Hennessy and Hild point out that the 2009 researchers assumed animal grooming behavior must have occurred in the lab because the larval ticks were not collected in the cage set-up. They questioned, though, whether the 4 days was a long enough time for the larval ticks to feed and drop off, noting that things such as the room’s temperature and the animals’ body temperature can affect the length of feeding. Some laboratory studies showed feeding can last up to 10 days.
According to Hennessey and Hild, the 2009 researchers didn’t check the opossums for ticks before releasing them from captivity, having assumed that any tick still alive would have fed and dropped to the holding tray beneath the animals. “It is possible that ticks could have still been embedded and feeding on the opossums upon release,” reads the report.
The 2021 study report takes a jab at memes and myths that go viral and are later debunked, noting they “undermine the public trust in experts and evidence-based science.”
The researchers found ample evidence of people trying to attract opossums to their yards to serve as tick traps, declaring this is a bad idea that increases exposure to zoonotic diseases the animals can carry.

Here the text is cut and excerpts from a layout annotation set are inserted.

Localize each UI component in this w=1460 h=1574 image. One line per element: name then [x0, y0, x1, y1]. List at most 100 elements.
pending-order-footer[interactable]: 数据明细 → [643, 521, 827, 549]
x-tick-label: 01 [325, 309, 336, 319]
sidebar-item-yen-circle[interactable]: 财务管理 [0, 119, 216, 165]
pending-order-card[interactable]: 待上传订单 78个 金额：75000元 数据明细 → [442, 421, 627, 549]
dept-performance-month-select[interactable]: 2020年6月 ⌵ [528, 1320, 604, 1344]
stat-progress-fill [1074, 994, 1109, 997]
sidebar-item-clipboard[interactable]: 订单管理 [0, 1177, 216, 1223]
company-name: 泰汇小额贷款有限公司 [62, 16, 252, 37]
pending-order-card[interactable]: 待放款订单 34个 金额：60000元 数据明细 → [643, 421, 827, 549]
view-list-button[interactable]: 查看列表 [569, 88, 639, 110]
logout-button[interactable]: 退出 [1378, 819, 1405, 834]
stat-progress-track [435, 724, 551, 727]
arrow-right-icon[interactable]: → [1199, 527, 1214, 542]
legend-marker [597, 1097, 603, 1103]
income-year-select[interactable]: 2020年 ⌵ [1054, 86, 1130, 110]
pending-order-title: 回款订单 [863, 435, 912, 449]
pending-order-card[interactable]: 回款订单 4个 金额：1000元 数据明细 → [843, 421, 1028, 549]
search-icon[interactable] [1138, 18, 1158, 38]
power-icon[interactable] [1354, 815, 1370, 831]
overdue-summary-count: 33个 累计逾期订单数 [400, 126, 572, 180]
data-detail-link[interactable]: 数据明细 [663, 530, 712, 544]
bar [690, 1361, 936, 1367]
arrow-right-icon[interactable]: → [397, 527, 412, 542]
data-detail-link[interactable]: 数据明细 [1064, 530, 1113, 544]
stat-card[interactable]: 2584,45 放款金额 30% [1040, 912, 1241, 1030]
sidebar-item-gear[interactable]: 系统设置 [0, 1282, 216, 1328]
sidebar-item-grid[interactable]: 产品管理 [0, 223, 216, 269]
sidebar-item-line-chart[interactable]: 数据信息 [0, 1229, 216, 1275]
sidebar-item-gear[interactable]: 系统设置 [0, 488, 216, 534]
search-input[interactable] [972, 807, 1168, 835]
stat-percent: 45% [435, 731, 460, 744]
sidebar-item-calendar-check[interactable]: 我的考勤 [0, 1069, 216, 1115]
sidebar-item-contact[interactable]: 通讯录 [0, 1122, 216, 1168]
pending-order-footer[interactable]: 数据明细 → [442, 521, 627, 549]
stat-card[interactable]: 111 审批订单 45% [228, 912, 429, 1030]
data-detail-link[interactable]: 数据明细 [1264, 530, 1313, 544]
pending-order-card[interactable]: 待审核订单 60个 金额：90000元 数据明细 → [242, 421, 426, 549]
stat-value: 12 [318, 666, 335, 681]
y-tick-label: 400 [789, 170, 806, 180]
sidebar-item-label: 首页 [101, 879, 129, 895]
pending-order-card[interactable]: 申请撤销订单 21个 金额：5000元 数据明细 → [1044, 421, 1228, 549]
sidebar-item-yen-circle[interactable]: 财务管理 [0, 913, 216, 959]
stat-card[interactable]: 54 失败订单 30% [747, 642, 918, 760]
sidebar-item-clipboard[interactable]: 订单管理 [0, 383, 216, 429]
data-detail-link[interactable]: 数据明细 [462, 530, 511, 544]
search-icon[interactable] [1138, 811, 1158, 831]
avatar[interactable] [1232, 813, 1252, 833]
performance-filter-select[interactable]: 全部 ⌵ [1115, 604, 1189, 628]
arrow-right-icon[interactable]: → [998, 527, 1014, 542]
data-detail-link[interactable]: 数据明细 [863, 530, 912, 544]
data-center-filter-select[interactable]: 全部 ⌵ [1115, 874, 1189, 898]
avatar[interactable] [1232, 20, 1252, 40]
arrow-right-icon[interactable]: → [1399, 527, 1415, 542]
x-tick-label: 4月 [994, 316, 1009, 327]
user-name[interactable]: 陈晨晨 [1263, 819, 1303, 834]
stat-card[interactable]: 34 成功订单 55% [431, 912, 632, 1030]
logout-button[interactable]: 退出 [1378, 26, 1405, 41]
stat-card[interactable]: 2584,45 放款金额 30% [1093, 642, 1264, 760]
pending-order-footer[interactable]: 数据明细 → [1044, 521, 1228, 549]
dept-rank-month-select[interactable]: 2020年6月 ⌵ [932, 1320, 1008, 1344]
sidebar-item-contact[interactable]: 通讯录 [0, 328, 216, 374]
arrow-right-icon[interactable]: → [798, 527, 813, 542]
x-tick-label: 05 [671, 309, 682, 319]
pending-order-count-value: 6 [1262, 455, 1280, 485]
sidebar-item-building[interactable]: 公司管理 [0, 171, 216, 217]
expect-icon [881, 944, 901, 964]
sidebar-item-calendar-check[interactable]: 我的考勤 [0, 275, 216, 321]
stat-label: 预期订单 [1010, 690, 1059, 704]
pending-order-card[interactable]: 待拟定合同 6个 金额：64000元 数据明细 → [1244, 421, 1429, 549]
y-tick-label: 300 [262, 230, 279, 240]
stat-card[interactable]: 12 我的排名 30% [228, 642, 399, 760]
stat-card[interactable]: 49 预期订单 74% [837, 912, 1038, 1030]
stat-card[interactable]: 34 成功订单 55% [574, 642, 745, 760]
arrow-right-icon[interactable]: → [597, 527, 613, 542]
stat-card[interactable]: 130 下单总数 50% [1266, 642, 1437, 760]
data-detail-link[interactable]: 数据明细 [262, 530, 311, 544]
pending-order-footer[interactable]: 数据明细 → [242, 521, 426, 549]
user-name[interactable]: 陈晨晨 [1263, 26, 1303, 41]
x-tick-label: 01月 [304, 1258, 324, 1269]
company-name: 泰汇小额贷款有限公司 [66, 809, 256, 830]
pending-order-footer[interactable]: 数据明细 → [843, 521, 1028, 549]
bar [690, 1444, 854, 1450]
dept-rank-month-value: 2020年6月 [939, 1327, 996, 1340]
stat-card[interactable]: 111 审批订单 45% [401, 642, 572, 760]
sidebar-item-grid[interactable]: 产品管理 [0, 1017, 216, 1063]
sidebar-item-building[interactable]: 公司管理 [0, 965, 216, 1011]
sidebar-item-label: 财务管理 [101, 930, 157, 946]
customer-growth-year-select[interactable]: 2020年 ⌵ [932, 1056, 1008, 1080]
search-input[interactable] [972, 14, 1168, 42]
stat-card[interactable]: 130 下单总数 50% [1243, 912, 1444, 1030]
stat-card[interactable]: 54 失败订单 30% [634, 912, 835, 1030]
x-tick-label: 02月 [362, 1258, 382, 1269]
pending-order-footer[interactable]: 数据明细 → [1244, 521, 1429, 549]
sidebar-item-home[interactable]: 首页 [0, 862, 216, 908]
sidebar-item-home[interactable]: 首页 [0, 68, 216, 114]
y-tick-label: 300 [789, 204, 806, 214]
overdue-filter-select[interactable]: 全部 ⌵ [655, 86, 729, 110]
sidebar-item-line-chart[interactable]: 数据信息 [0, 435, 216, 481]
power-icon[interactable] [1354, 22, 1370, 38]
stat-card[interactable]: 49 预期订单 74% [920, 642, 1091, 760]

For example, opossums can transmit Equine Protozoal Myeloencephalitis (EPM) to horses. This disease is caused by a protozoal parasite whose eggs are shed in opossum feces. Opossums are also nest predators of ground-nesting birds such as quail and wild turkeys. Up to 70% of the bobwhite quail nests are depredated by opossums, according to some reports. And because opossums often live in tick habitat, they collect a lot of ticks on their bodies – ticks that feed and then drop off to add more ticks to the world.
This misleading tick claims of this advocacy campaign for opossums is debunked.